J’ai publié plus d’une vingtaine de livres de poésie ou en littérature jeunesse, dont celui qui nous occupe aujourd’hui, mais en effet mes livres les plus connus sont quatre feuilletons, de 100 épisodes chacun, sur la mythologie grecque : Hermès, Thésée, Ulysse et Artémis. Depuis des milliers d’années, les mythes posent des questions existentielles, sur la vie, la mort, l’amour, la naissance des choses, que les humains se posent depuis toujours et qu’on continue à se poser, quel que soit l’âge qu’on a. Ce sont des histoires fort fabuleuses qui nous aident à réfléchir à tout cela : voilà pourquoi les mythes sont toujours formidablement d’actualité.
Vous êtes donc récompensée pour le livre Eleftheria, qui signifie en grec liberté. Quelle est son histoire, plutôt méconnue du grand public ?
C’est un roman choral, avec plusieurs personnages, qui sont la plupart des jeunes gens, des jeunes femmes beaucoup, vivant sur l’île de Crète, pendant la dernière Guerre. Ce roman va à la fois dévoiler une tragédie oubliée qui frappe la communauté juive de Crète, mais aussi mettre en scène les jeunes gens de cette communauté, et des jeunes crétois orthodoxes résistants, ou pas. Si le roman s’appelle « liberté » c’est parce qu’il questionne simplement nos choix d’humains. Ce n’est pas seulement un roman d’histoire, il nous parle aussi d’aujourd’hui. Il nous dit voilà, vous êtes nés dans un endroit avec une langue, une histoire, une tradition, puis la guerre arrive et vous êtes libres de choisir ce que vous allez faire : partir, résister, trahir, vous cacher… Vous avez la liberté de votre destin ! Comment trace-t-on son propre chemin de vie ? Cela est raconté à travers l’histoire de Rebecca, Judith, Stella, Ariadni, Rachel, Petros, Luigi… Des personnes avec lesquelles j’avais envie de faire partager un petit bout de chemin aux lecteurs. C’est aussi un roman écrit pour saluer la Crète : même si ça se passe dans une époque tragique, vous y retrouvez la mer, la montagne, le soleil, la culture, la langue, la cuisine et surtout l’accueil extrêmement chaleureux de ce peuple de grands résistants.

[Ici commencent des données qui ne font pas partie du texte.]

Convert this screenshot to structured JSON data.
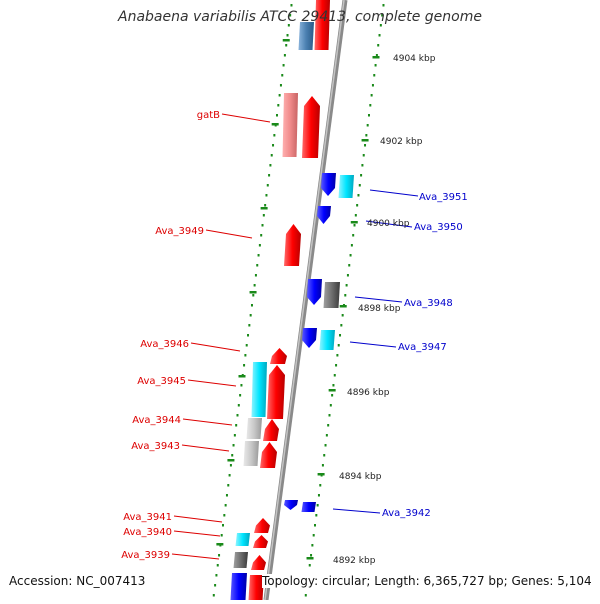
{
  "map": {
    "title": "Anabaena variabilis ATCC 29413, complete genome",
    "accession_text": "Accession: NC_007413",
    "summary_text": "Topology: circular; Length: 6,365,727 bp; Genes: 5,104",
    "colors": {
      "forward_gene": "#ff0000",
      "forward_gene_light": "#f08a8a",
      "reverse_gene": "#0000ff",
      "cds_cyan": "#00e5ff",
      "cds_gray": "#6e6e6e",
      "cds_light_gray": "#c8c8c8",
      "steel_blue": "#4a7fb0",
      "backbone": "#8a8a8a",
      "tick_green": "#1a8a1a",
      "label_red": "#dd0000",
      "label_blue": "#0000cc"
    },
    "scale_labels": [
      "4904 kbp",
      "4902 kbp",
      "4900 kbp",
      "4898 kbp",
      "4896 kbp",
      "4894 kbp",
      "4892 kbp"
    ],
    "left_labels": [
      "gatB",
      "Ava_3949",
      "Ava_3946",
      "Ava_3945",
      "Ava_3944",
      "Ava_3943",
      "Ava_3941",
      "Ava_3940",
      "Ava_3939"
    ],
    "right_labels": [
      "Ava_3951",
      "Ava_3950",
      "Ava_3948",
      "Ava_3947",
      "Ava_3942"
    ]
  }
}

L’engagement et l’humanité sont un fil conducteur dans votre œuvre ?
Oui, à la fois la transmission et la résistance. J’ai créé une collection qui s’appelle « Ceux qui ont dit non », avec 50 ouvrages qui mettent en valeur, dans des courts romans, des hommes et des femmes qui ont dit non quand d‘autres se taisent ou acceptent, sur des combats qui méritent qu’on se batte encore aujourd’hui. Non à la guerre, non à l’esclavage, non à la discrimination raciale ou la discrimination des femmes. Ça, ça me tient à cœur et effectivement chaque fois que j’écris quelque chose, quel que soit le chemin que je prends, je suis toujours face à ce désir de dire qu’on peut faire autrement, qu’on ne doit pas se laisser abattre, et quand il y a des choses qui ne nous paraissent pas normales ou pas justes, on a raison de le dire…

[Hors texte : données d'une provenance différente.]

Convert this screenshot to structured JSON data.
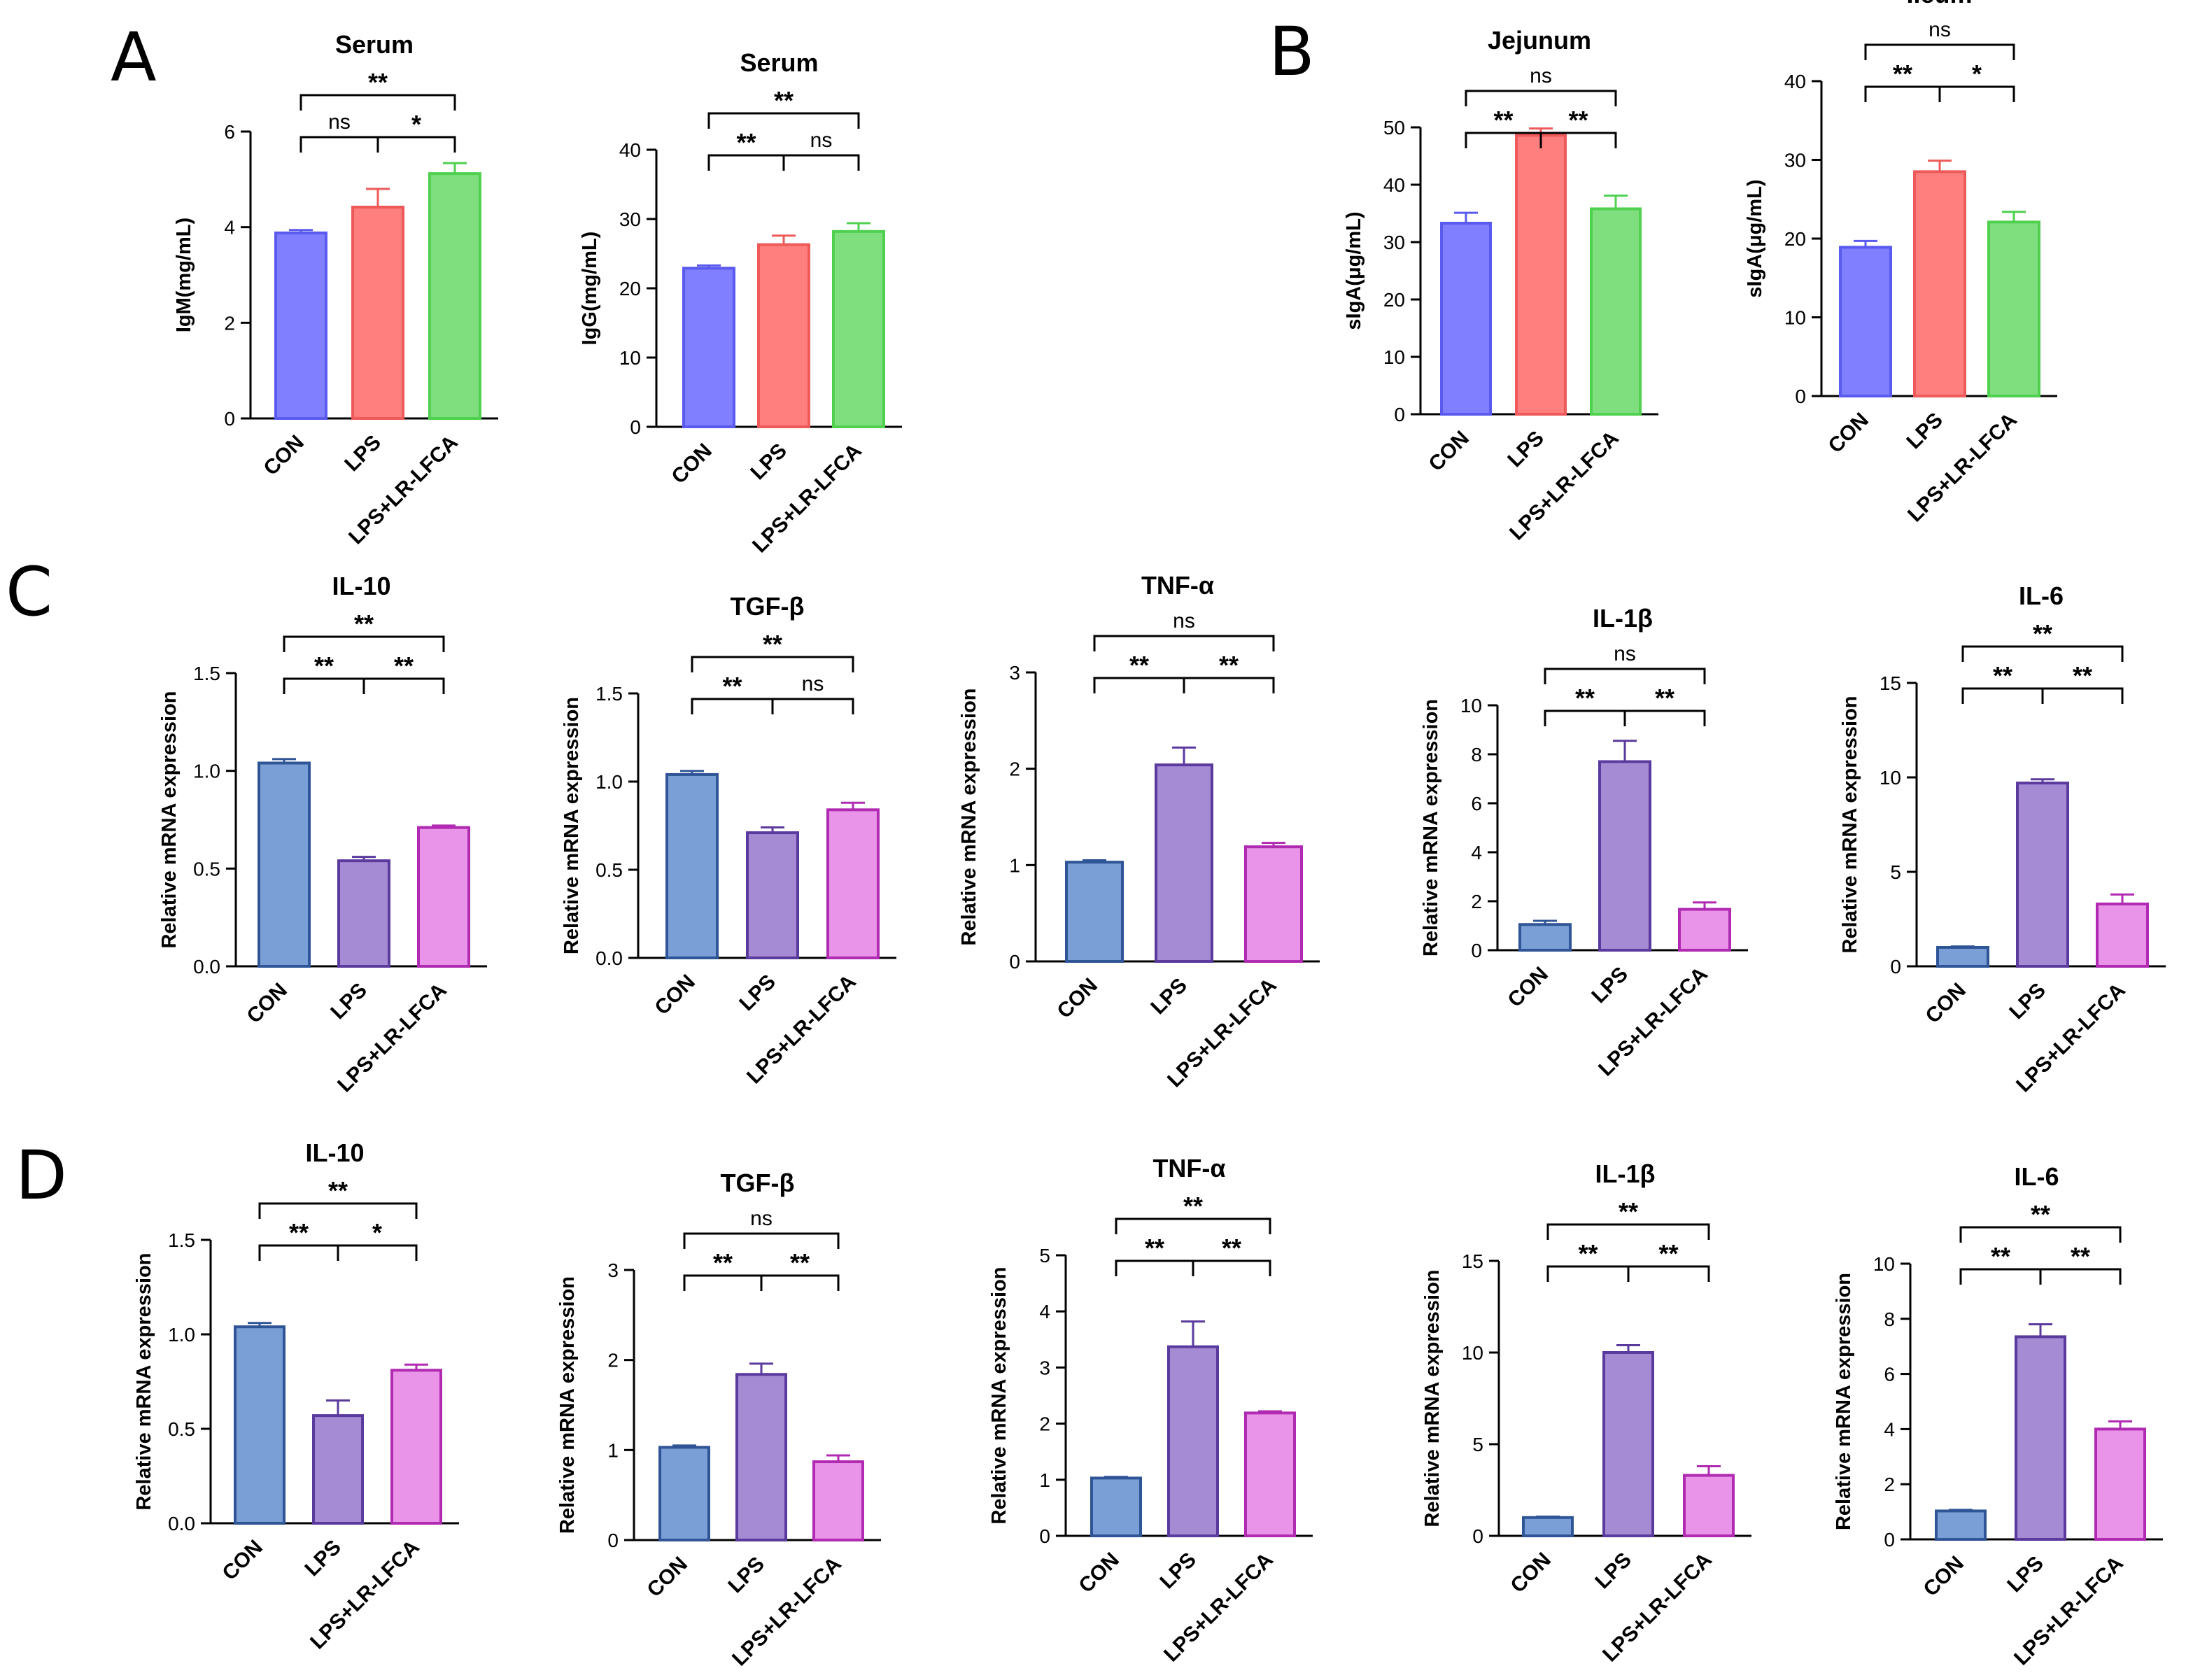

Cette humanité que vous défendez est importante pour une ville comme Avignon, où les notions de partage, de solidarité et de mixité sont à l’œuvre. Il y a une belle résonance…
Je crois que c’est un livre qui va bien à Avignon oui !

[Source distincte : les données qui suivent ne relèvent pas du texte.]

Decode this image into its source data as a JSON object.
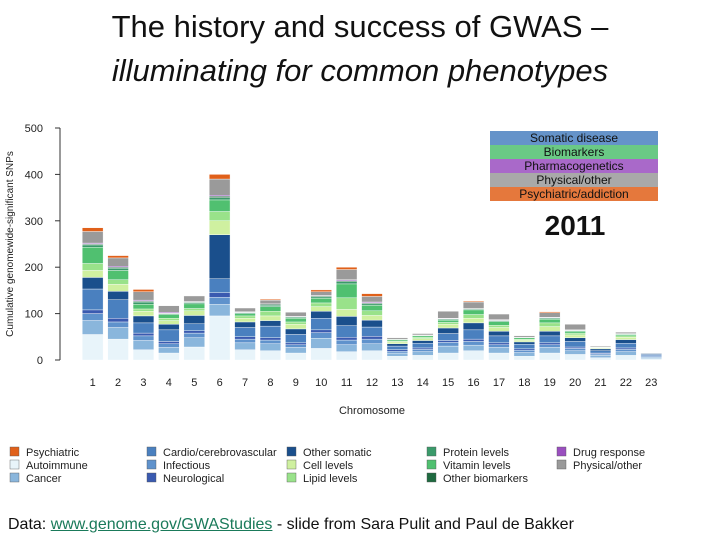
{
  "slide": {
    "title_line1": "The history and success of GWAS –",
    "title_line2": "illuminating for common phenotypes",
    "footer_prefix": "Data: ",
    "footer_link": "www.genome.gov/GWAStudies",
    "footer_suffix": " - slide from Sara Pulit and Paul de Bakker"
  },
  "chart_data": {
    "type": "bar",
    "stacked": true,
    "title": "",
    "year_label": "2011",
    "xlabel": "Chromosome",
    "ylabel": "Cumulative genomewide-significant SNPs",
    "ylim": [
      0,
      500
    ],
    "yticks": [
      0,
      100,
      200,
      300,
      400,
      500
    ],
    "grid": false,
    "categories": [
      "1",
      "2",
      "3",
      "4",
      "5",
      "6",
      "7",
      "8",
      "9",
      "10",
      "11",
      "12",
      "13",
      "14",
      "15",
      "16",
      "17",
      "18",
      "19",
      "20",
      "21",
      "22",
      "23"
    ],
    "series": [
      {
        "name": "Autoimmune",
        "color": "#e8f4fa",
        "values": [
          55,
          45,
          22,
          15,
          28,
          95,
          22,
          20,
          15,
          25,
          18,
          20,
          8,
          10,
          15,
          20,
          15,
          8,
          15,
          12,
          5,
          10,
          3
        ]
      },
      {
        "name": "Cancer",
        "color": "#8ab6dc",
        "values": [
          30,
          25,
          20,
          12,
          20,
          25,
          15,
          15,
          12,
          22,
          15,
          15,
          7,
          8,
          15,
          12,
          12,
          8,
          12,
          8,
          5,
          8,
          3
        ]
      },
      {
        "name": "Infectious",
        "color": "#5f92cc",
        "values": [
          15,
          12,
          10,
          8,
          10,
          15,
          8,
          8,
          6,
          12,
          10,
          10,
          4,
          5,
          8,
          8,
          6,
          5,
          6,
          5,
          3,
          5,
          2
        ]
      },
      {
        "name": "Neurological",
        "color": "#3a5ab0",
        "values": [
          8,
          8,
          6,
          5,
          5,
          10,
          5,
          5,
          4,
          6,
          6,
          6,
          3,
          3,
          4,
          5,
          4,
          3,
          4,
          3,
          2,
          3,
          1
        ]
      },
      {
        "name": "Cardio/cerebrovascular",
        "color": "#4a80bf",
        "values": [
          45,
          40,
          22,
          25,
          15,
          30,
          20,
          25,
          18,
          25,
          25,
          20,
          8,
          10,
          15,
          20,
          15,
          10,
          15,
          12,
          5,
          10,
          3
        ]
      },
      {
        "name": "Other somatic",
        "color": "#1a4f8c",
        "values": [
          25,
          18,
          15,
          12,
          18,
          95,
          12,
          12,
          12,
          15,
          20,
          15,
          5,
          6,
          12,
          15,
          10,
          5,
          10,
          8,
          4,
          8,
          2
        ]
      },
      {
        "name": "Cell levels",
        "color": "#cff0a0",
        "values": [
          15,
          15,
          10,
          8,
          10,
          30,
          8,
          10,
          10,
          10,
          15,
          10,
          4,
          4,
          8,
          10,
          8,
          4,
          10,
          6,
          2,
          5,
          0
        ]
      },
      {
        "name": "Lipid levels",
        "color": "#99e28a",
        "values": [
          15,
          10,
          5,
          5,
          5,
          20,
          5,
          10,
          5,
          8,
          25,
          10,
          2,
          3,
          4,
          8,
          5,
          2,
          8,
          4,
          1,
          3,
          0
        ]
      },
      {
        "name": "Vitamin levels",
        "color": "#50c070",
        "values": [
          35,
          20,
          10,
          8,
          10,
          25,
          5,
          10,
          8,
          10,
          30,
          12,
          3,
          3,
          5,
          10,
          8,
          3,
          8,
          4,
          1,
          3,
          0
        ]
      },
      {
        "name": "Protein levels",
        "color": "#3a9a6a",
        "values": [
          5,
          5,
          5,
          2,
          3,
          5,
          2,
          3,
          2,
          3,
          5,
          3,
          1,
          1,
          2,
          2,
          2,
          1,
          2,
          1,
          0,
          1,
          0
        ]
      },
      {
        "name": "Other biomarkers",
        "color": "#1f6a40",
        "values": [
          2,
          2,
          2,
          1,
          1,
          3,
          1,
          2,
          1,
          2,
          2,
          2,
          0,
          1,
          1,
          1,
          1,
          0,
          1,
          1,
          0,
          1,
          0
        ]
      },
      {
        "name": "Drug response",
        "color": "#9a4fbf",
        "values": [
          2,
          2,
          2,
          2,
          1,
          2,
          1,
          1,
          1,
          1,
          2,
          2,
          0,
          0,
          1,
          0,
          1,
          0,
          1,
          1,
          0,
          0,
          0
        ]
      },
      {
        "name": "Physical/other",
        "color": "#9a9a9a",
        "values": [
          25,
          18,
          18,
          14,
          12,
          35,
          8,
          8,
          9,
          8,
          22,
          12,
          3,
          3,
          15,
          14,
          12,
          3,
          10,
          12,
          2,
          3,
          1
        ]
      },
      {
        "name": "Psychiatric",
        "color": "#e0601a",
        "values": [
          8,
          5,
          5,
          0,
          0,
          10,
          0,
          2,
          0,
          4,
          5,
          6,
          0,
          0,
          0,
          2,
          0,
          0,
          2,
          0,
          0,
          0,
          0
        ]
      }
    ],
    "legend": {
      "placement": "bottom",
      "columns": [
        [
          "Psychiatric",
          "Autoimmune",
          "Cancer"
        ],
        [
          "Cardio/cerebrovascular",
          "Infectious",
          "Neurological"
        ],
        [
          "Other somatic",
          "Cell levels",
          "Lipid levels"
        ],
        [
          "Protein levels",
          "Vitamin levels",
          "Other biomarkers"
        ],
        [
          "Drug response",
          "Physical/other"
        ]
      ]
    },
    "category_key": {
      "placement": "top-right",
      "items": [
        {
          "label": "Somatic disease",
          "color": "#4a80bf"
        },
        {
          "label": "Biomarkers",
          "color": "#50c070"
        },
        {
          "label": "Pharmacogenetics",
          "color": "#9a4fbf"
        },
        {
          "label": "Physical/other",
          "color": "#9a9a9a"
        },
        {
          "label": "Psychiatric/addiction",
          "color": "#e0601a"
        }
      ]
    }
  }
}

C’est aussi votre premier roman en littérature adulte.
Oui, publié chez l’éditrice Emmanuelle Collas. Je m’occupe aussi d’une maison d’édition indépendante de poésie avec Bruno Doucey, on se bat chaque jour pour que nos livres rejoignent le public. Ça a du sens d’être publié dans cette maison qui défend, comme nous, les auteurs du monde entier. Comme ça a du sens quand la littérature a quelque chose à dire et qu’elle est aussi indépendante des pouvoirs d’argent.
On souhaite une longue et belle vie à ce roman, qu’il rencontre le plus de lecteurs possibles…
Ce Prix va lui porter chance ! Je remercie ceux qui l’ont choisi. En me faisant honneur, et ce plaisir, ils rendent aussi hommage à tous ces hommes et femmes crétois qui se sont battus, et ils redonnent ses lettres de noblesse à cette communauté juive tragiquement disparue. Je trouve ça très touchant.